There is also a big divide between statistical rigor in "science" research and "medical" research. In their defense, I think it's just extremely difficult for most medical research studies to get the kinds of random or N needed for reliable statistics.

Also regarding John Ioannidis's essay (not paper):

First, he uses the blanket term "research" in his meta-analysis (or at least examples) but his work seems focused primarily on medical research studies. Second, I'm not sure he clearly defines what it means to be "False", or for "most" published research to be "false".

Let's say there is clearly a right and a wrong answer to a question, and up until yesterday, publications A, B and C had concluded the wrong answer. But someone releases a newer, more rigorous finding D that refutes A, B and C conclusively and choses the correct answer. I wouldn't consider this particular field to be 75% wrong after the publication of D. (Though it accurately could have been described as close to 0% conclusive before D). For any particular line of inquiry, the quality of research in this area seems like it should be shifted strongly toward the maximum exemplar of this body of work, and not it's average.


"a majority of science publications are wrong"

As a scientist, I think this is probably correct. In my experience, a great majority of publications draw improper statistical conclusions, and I believe many of these are wrong in substance.

"What if the broad strokes are right but the statistics are sloppy?"

Publishing statements as statements of truth when they are improperly or falsely backed up would be better described as politics than science.


I take the view that "a majority of science publications are wrong" is a purposefully misleading and sensationalistic take, even though it may be technically true. IMO, only the leading-edge of known science should factor into such studies, and I think that is probably not "mostly wrong". After all, even if there has only been 1 rock-solid publication in favor of a round Earth that is preceded by 99 publications in support of a flat-Earth, I would't call that field 99% wrong.


If, say, you find that your results are not statistically sigificant at a reasonable p-level, you don't get to claim your conclusion is right in 'broad strokes', maybe has some 'significant errors', a bit 'sloppy statistics', but it's broadly true, right?

Nope, instead it's not statistically significant, so there's no reason to think it wasn't just random chance that made it 'close' to statistically significant.

But if your results are statistically validated, but only because you used statistics incorrectly, you've crossed the line to broadly-true-but-with-sloppiness?

Nope.

There is room for qualitative research. I like qualitative research. But qualitative research has, righty, a different sort of impact.

If you are claiming your research is quantitative, then you need to live and die by good statistics. That's the implicit promise of providing the statistics in the first place, otherwise why do statistical calculations at all?


What if someone claims their p=0.05 but their control group wasn't quite as representative as they assumed and their p is really something more like 0.1?

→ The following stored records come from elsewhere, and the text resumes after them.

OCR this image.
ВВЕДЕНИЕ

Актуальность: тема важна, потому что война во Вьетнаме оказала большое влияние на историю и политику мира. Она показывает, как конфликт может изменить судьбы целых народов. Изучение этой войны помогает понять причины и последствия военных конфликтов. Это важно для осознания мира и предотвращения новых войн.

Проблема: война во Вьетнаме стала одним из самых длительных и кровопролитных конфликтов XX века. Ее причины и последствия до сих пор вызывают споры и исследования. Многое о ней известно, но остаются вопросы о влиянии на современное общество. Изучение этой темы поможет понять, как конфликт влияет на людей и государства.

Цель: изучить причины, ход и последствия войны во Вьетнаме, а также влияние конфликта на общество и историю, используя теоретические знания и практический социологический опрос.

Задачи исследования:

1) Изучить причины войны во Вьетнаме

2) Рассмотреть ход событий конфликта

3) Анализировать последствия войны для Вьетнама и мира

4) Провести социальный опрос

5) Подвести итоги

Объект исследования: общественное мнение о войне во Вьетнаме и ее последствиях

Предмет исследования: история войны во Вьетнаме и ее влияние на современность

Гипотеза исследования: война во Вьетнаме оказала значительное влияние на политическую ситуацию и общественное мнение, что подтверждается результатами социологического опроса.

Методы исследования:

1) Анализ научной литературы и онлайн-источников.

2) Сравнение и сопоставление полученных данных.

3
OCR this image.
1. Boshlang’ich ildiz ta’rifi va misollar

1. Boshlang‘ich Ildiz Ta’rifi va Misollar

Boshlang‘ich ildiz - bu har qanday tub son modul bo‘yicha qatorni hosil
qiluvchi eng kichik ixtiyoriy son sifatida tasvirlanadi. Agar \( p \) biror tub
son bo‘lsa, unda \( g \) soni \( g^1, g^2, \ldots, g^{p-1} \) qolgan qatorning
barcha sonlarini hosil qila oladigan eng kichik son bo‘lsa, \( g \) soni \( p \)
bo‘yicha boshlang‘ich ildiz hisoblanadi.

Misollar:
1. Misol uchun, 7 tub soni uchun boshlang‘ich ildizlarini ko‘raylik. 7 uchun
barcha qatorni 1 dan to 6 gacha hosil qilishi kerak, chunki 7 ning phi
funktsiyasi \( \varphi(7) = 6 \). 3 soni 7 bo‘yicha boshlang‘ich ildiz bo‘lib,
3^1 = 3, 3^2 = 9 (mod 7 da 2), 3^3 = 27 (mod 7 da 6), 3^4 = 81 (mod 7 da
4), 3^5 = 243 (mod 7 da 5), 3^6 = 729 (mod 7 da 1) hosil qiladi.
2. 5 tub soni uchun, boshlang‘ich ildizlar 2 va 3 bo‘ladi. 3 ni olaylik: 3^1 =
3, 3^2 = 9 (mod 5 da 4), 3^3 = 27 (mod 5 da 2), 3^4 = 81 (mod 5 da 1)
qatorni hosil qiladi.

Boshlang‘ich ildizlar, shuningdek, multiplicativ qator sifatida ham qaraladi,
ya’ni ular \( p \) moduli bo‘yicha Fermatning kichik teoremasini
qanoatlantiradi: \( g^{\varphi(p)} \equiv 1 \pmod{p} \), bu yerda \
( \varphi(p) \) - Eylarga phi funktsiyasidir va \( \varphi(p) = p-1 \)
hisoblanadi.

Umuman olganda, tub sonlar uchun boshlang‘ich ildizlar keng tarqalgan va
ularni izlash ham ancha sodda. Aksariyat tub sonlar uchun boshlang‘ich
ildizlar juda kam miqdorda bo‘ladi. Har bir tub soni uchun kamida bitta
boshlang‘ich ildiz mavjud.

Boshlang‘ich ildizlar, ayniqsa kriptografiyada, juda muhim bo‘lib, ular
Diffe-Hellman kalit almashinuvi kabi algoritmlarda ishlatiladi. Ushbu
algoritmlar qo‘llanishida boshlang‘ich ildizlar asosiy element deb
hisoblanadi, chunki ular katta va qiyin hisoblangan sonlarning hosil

Or what if one of the experiments in a paper is well-designed and well-executed and supports a hypothesis with very high certainty but some of the other experiments were sloppy or botched? Should the conclusions of the entire paper be labeled as "wrong"?

I find it pretty funny when critiques on statistical rigor in science arrive at language with words such as "mostly" and "wrong".


That said, I think the recent spate of "a majority of science publications are wrong" stories is incredible hyperbole. Is it the raw data that is wrong (fabricated)?

This is only a good working assumption of some (open access) journals and of papers (co-)authored exclusively by nationals of some countries. That's a lot of papers.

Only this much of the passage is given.